Техзадание следующего слоя не показывали, пока не принят предыдущий. Обычная практика: чтобы исполнитель не тянулся вперёд и не портил то, что пишет сейчас.
Во втором слое формулировки стали другие:
Границу между собой и текстом не оставляй. Ты не рассказываешь про тепло — ты и есть то, о чём поёшь. Пой не слушателю, а из него.
Полине я это уже не скинула.
Не потому что запрещено.
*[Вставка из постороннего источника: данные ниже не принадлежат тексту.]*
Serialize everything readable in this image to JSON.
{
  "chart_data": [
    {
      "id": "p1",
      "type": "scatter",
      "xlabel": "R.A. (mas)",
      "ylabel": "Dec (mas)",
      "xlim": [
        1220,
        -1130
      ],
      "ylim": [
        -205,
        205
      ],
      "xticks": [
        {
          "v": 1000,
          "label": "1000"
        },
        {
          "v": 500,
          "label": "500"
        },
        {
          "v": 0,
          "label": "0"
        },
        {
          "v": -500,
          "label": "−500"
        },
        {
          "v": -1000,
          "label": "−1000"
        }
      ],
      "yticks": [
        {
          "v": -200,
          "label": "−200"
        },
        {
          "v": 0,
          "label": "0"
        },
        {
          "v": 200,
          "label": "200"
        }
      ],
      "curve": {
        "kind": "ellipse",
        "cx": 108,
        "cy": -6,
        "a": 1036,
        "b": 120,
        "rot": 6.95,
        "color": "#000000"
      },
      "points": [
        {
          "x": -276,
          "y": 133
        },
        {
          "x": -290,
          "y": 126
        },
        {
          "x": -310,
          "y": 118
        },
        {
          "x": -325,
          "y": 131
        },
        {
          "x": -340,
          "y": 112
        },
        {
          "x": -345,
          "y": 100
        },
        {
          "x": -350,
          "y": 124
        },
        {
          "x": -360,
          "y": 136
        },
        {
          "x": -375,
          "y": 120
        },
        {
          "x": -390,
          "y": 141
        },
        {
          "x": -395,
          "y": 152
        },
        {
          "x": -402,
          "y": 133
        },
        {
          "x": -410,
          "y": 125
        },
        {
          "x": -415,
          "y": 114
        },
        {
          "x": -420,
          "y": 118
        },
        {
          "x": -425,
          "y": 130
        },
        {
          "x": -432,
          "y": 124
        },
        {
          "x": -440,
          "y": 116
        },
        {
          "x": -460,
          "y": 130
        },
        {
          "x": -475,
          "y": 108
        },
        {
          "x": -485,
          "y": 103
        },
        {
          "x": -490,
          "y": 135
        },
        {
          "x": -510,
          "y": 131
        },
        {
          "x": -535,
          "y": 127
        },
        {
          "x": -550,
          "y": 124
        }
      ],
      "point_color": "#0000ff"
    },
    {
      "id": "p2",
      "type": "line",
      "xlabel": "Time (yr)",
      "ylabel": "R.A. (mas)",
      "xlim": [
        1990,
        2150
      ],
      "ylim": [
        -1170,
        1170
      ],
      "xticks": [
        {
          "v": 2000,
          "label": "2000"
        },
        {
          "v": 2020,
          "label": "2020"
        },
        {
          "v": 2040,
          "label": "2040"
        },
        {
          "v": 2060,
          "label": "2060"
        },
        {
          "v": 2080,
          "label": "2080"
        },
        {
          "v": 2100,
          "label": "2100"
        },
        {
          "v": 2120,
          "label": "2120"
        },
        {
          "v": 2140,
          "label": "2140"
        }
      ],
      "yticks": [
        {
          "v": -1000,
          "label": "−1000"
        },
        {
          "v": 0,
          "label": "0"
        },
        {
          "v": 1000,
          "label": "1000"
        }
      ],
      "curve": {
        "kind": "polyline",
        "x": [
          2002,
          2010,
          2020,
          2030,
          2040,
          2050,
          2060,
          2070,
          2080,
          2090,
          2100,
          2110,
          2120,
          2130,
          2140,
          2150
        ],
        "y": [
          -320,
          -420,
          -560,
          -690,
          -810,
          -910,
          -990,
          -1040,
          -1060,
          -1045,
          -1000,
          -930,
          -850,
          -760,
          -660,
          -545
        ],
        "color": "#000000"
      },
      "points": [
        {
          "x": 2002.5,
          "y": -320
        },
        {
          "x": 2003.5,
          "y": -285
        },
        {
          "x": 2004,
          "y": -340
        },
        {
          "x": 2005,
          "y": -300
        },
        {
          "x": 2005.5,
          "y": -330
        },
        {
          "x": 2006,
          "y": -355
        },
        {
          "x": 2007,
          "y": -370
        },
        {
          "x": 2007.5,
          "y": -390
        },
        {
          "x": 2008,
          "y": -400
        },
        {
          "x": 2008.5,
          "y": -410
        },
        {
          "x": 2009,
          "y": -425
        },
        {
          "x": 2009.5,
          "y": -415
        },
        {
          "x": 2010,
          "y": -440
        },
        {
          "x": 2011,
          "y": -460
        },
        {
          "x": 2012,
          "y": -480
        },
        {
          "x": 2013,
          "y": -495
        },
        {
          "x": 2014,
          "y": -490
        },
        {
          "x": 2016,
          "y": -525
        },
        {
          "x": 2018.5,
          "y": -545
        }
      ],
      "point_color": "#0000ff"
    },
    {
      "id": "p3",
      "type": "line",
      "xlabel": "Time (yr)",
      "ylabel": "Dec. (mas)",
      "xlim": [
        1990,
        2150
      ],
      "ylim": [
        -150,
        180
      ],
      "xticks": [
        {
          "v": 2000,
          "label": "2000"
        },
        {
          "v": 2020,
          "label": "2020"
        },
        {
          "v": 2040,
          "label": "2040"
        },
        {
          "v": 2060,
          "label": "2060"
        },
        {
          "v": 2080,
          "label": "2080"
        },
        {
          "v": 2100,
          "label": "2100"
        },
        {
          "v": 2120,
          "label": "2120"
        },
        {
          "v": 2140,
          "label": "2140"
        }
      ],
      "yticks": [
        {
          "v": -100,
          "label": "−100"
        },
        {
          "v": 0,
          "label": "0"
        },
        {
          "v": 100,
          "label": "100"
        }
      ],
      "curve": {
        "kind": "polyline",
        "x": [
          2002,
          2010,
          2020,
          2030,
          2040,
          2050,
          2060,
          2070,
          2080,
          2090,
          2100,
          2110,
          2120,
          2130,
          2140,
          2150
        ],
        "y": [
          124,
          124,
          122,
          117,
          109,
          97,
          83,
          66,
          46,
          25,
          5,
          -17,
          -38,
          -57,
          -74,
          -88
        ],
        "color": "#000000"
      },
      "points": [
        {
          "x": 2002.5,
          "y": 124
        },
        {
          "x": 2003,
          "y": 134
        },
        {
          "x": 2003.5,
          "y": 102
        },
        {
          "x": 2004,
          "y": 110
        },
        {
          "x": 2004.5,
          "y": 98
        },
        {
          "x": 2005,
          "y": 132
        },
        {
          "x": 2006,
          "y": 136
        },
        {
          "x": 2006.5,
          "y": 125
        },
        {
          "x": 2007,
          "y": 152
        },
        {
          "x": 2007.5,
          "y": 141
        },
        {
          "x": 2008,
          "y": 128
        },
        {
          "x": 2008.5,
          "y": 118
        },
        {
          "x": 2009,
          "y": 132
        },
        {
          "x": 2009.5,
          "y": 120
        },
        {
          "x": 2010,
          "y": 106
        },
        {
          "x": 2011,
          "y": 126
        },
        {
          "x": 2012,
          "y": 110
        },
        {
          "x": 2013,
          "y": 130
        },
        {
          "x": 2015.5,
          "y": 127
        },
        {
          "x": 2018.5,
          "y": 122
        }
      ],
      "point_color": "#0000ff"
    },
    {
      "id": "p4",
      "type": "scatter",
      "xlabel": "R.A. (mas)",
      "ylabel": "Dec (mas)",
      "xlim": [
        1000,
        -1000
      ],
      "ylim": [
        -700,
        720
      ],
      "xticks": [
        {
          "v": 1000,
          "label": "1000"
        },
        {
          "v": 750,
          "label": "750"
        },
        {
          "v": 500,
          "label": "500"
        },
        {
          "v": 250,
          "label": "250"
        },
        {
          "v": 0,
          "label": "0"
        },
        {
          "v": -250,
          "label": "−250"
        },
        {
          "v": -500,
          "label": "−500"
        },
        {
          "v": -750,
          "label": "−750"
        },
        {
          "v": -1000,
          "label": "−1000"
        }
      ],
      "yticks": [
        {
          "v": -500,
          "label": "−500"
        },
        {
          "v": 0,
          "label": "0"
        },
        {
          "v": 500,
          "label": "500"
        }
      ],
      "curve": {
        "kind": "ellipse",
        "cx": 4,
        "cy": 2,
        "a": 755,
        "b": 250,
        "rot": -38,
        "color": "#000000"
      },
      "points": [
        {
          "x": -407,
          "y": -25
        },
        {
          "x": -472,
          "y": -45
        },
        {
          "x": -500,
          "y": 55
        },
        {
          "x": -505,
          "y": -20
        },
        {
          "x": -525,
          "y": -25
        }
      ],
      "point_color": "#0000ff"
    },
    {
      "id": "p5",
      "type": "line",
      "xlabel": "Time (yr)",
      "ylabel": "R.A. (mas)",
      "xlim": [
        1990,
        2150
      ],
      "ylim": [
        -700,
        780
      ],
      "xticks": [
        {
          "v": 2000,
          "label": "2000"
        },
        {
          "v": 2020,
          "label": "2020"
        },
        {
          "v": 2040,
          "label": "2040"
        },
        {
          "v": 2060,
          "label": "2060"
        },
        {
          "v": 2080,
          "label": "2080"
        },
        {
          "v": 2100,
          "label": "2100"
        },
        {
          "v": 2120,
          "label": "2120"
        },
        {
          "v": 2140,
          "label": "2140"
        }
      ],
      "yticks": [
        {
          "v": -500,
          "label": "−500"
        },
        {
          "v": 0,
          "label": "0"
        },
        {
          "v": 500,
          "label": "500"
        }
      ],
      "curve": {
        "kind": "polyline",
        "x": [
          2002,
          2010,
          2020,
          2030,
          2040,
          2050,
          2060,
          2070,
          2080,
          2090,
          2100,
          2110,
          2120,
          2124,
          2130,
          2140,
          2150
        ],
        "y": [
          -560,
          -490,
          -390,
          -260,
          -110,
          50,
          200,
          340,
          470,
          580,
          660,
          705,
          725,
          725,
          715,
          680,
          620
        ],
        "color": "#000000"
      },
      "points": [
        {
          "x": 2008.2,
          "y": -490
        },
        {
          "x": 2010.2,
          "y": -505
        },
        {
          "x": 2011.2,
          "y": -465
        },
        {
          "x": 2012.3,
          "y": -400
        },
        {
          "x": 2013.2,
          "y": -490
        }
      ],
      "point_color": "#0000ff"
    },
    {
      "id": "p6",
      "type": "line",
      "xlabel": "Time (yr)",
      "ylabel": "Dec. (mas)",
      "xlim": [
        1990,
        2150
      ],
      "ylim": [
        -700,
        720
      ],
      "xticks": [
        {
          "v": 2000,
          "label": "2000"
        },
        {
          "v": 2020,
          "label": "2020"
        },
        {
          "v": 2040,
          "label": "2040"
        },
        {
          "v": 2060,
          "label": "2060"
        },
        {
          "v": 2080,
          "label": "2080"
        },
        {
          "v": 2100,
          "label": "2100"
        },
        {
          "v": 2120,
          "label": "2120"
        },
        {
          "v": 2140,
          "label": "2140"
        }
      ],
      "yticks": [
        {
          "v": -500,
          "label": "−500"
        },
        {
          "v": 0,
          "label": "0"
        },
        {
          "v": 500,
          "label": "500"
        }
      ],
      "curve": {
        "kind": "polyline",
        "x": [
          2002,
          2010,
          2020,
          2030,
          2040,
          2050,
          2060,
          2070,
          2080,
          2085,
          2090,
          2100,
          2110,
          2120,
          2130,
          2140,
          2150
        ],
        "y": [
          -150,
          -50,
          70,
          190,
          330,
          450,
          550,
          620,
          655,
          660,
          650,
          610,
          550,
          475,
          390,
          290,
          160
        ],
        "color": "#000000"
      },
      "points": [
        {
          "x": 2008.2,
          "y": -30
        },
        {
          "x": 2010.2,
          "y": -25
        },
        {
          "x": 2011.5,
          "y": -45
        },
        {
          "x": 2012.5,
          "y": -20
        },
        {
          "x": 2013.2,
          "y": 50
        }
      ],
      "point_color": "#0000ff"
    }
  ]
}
Просто пока было смешно, я отправляла, — а тут перестало быть смешно, и я подумала, что ей такое ни к чему. У неё и так был тяжёлый год.
Я до сих пор считаю, что правильно сделала.
— Вот! — сказал Игорь на четвёртом треке. — Вот здесь ты не мешала. Умничка.
Первый раз это случилось на кухне, в начале ноября.
Я стояла с чайником и вдруг поняла, что левая половина кухни — хорошая. Не красивая. Хорошая. Как будто там только что кто-то был добр, и это осталось висеть в воздухе, как запах. Правая половина была обычная. Граница шла точно по шву линолеума, я проверила ногой раза четыре.
И тогда само собой всплыло: он милый… и необратимый.
Смешно уже не было. Почему — я сформулировать не смогла.
Через неделю — аптека на Ткацкой. Не сеть, а именно эта аптека: от неё было тепло ещё с улицы, через витрину. Такая же аптека той же сети через квартал — ничего.
Потом автобус. Не маршрут, а один конкретный автобус с длинной царапиной на второй двери. Я пропустила три других по тому же маршруту. Ничего, автобусы как автобусы.
Потом лестничная площадка между третьим и четвёртым этажом в мамином доме в Бирюлёве, и только когда идёшь вверх. Вниз — обычный подъезд, окурки, объявление про домофон.
Я завела таблицу в заметках. Дата, адрес, время суток, что ела, какой дубль писала накануне, сколько спала. Я умею работать с данными, я на этом собаку съела, когда вела свой канал. Система не складывалась. Совсем.
Единственное, что нашлось: почти все точки укладывались в пятнадцать минут пешком от студии. Кроме двух. Аптека на Ткацкой и мамина площадка в Бирюлёве — они не лезли никуда, ни в радиус, ни во время, ни во что.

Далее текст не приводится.